Another option is to introduce cash into the business on a secured basis, rather than as share capital or unsecured loan. There are several implications of this should the company go into formal insolvency sometime later on: make sure that you discuss your options with the appropriate professionals beforehand.

If the business is insolvent and in need of a cash injection, the investor is often helping the vendor 'avoid' potential exposure to the bank under personal guarantees. Most investors like to see some input from the vendor post acquisition if only in making introductions to customers and suppliers. Under these circumstances, it is not unreasonable for you to defer some, if not much, of the purchase price as arguably the shares have little or no value at the time when you release your cash and deferring payment will secure the vendor's cooperation.

4. Have I explored the tax consequences?

If an investor buys the shares in the company and it has tax losses, the losses can be used going forward, against profits of the same business. If the assets are bought instead, the benefit of such tax losses are often lost.

Take advice from a tax specialist as this is very much a simplification of a much more complicated situation.

5. What are the true costs of this purchase?

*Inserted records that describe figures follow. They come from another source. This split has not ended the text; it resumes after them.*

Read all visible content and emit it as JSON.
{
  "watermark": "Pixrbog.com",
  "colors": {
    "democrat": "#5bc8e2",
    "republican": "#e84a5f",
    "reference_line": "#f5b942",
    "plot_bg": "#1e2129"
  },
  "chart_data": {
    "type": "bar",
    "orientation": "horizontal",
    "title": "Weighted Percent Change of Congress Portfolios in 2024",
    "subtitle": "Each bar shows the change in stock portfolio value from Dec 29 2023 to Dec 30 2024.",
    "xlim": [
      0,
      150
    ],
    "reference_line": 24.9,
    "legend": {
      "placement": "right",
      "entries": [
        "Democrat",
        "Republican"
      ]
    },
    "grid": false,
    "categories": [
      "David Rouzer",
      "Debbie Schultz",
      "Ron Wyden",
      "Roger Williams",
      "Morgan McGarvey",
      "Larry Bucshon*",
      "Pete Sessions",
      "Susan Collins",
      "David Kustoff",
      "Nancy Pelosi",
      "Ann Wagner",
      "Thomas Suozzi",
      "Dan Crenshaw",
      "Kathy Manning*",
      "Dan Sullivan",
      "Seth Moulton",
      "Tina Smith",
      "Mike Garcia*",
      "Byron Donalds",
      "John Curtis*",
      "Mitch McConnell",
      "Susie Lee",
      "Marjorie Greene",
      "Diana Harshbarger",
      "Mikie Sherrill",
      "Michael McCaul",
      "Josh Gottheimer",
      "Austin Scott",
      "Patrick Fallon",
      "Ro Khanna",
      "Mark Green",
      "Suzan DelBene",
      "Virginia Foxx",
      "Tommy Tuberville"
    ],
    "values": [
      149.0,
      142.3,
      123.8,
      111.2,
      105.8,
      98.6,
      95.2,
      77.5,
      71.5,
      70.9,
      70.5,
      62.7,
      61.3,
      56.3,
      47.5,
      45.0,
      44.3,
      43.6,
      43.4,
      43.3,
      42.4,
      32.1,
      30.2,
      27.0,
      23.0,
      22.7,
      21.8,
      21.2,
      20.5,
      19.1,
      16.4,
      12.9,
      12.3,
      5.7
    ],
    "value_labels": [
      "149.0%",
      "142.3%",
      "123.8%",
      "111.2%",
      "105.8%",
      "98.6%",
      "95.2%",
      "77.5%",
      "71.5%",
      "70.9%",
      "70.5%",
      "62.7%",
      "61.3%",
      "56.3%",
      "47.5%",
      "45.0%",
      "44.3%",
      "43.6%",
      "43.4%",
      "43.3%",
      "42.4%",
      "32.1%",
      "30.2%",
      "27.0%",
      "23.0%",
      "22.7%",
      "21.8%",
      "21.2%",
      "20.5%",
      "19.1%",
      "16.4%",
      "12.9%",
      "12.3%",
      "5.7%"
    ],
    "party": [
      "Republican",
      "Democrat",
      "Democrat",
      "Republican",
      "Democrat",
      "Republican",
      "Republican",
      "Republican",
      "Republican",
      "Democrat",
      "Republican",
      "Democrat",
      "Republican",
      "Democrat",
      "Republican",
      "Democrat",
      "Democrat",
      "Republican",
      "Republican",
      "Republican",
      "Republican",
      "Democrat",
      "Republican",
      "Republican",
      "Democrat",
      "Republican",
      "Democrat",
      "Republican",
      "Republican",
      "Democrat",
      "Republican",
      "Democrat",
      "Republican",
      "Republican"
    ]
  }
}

Putting the company into a formal insolvency process and buying the business and assets from an insolvency practitioner can enable potential investors to reduce the working capital requirement of the business and thus the amount of cash they need to invest. In the right circumstances a 'Pre-pack', where the insolvency practitioner completes a sale of the business and assets immediately after his appointment, may be the best way to put the business on a soundest possible footing going forward, but here too there are further issues, with pre-packs coming under ever greater scrutiny.

Stop, think and plan

In summary, shrewd investors considering buying an underperforming or insolvent business, will stop, think, and then re-assess exactly what they intend doing and how before committing. That way they will maximise the profits from, and reduce their risk on, the increasing number of opportunities they will surely get as the Recession bites deeper.

UK Economy - recession or mere turbulence?

Here's a view on the UK's economic outlook from Howard Reed, Chief Economist at the Institute for Public Policy Research, published in the New Statesman: Was Northern Rock the worst of it?

Despite huge stock market falls in the last two days, the balance of comment still appears to be that the underlying UK economy is in reasonable shape and whilst we can expect further tightening a recession is not on the cards.

Reports following analysis of January's Monetary Policy Committee minutes at Bloomberg and Channel 4 News illustrate current thinking (although the latter notes that George Soros, billionaire investor, disagrees. . . ).

No recession, I agree, but we certainly haven't seen the worst of the turbulence. In the business world I think there are many who have not yet come to terms with either the dramatic change in lenders' appetites or the effect the turbulence has had on consumer sentiment.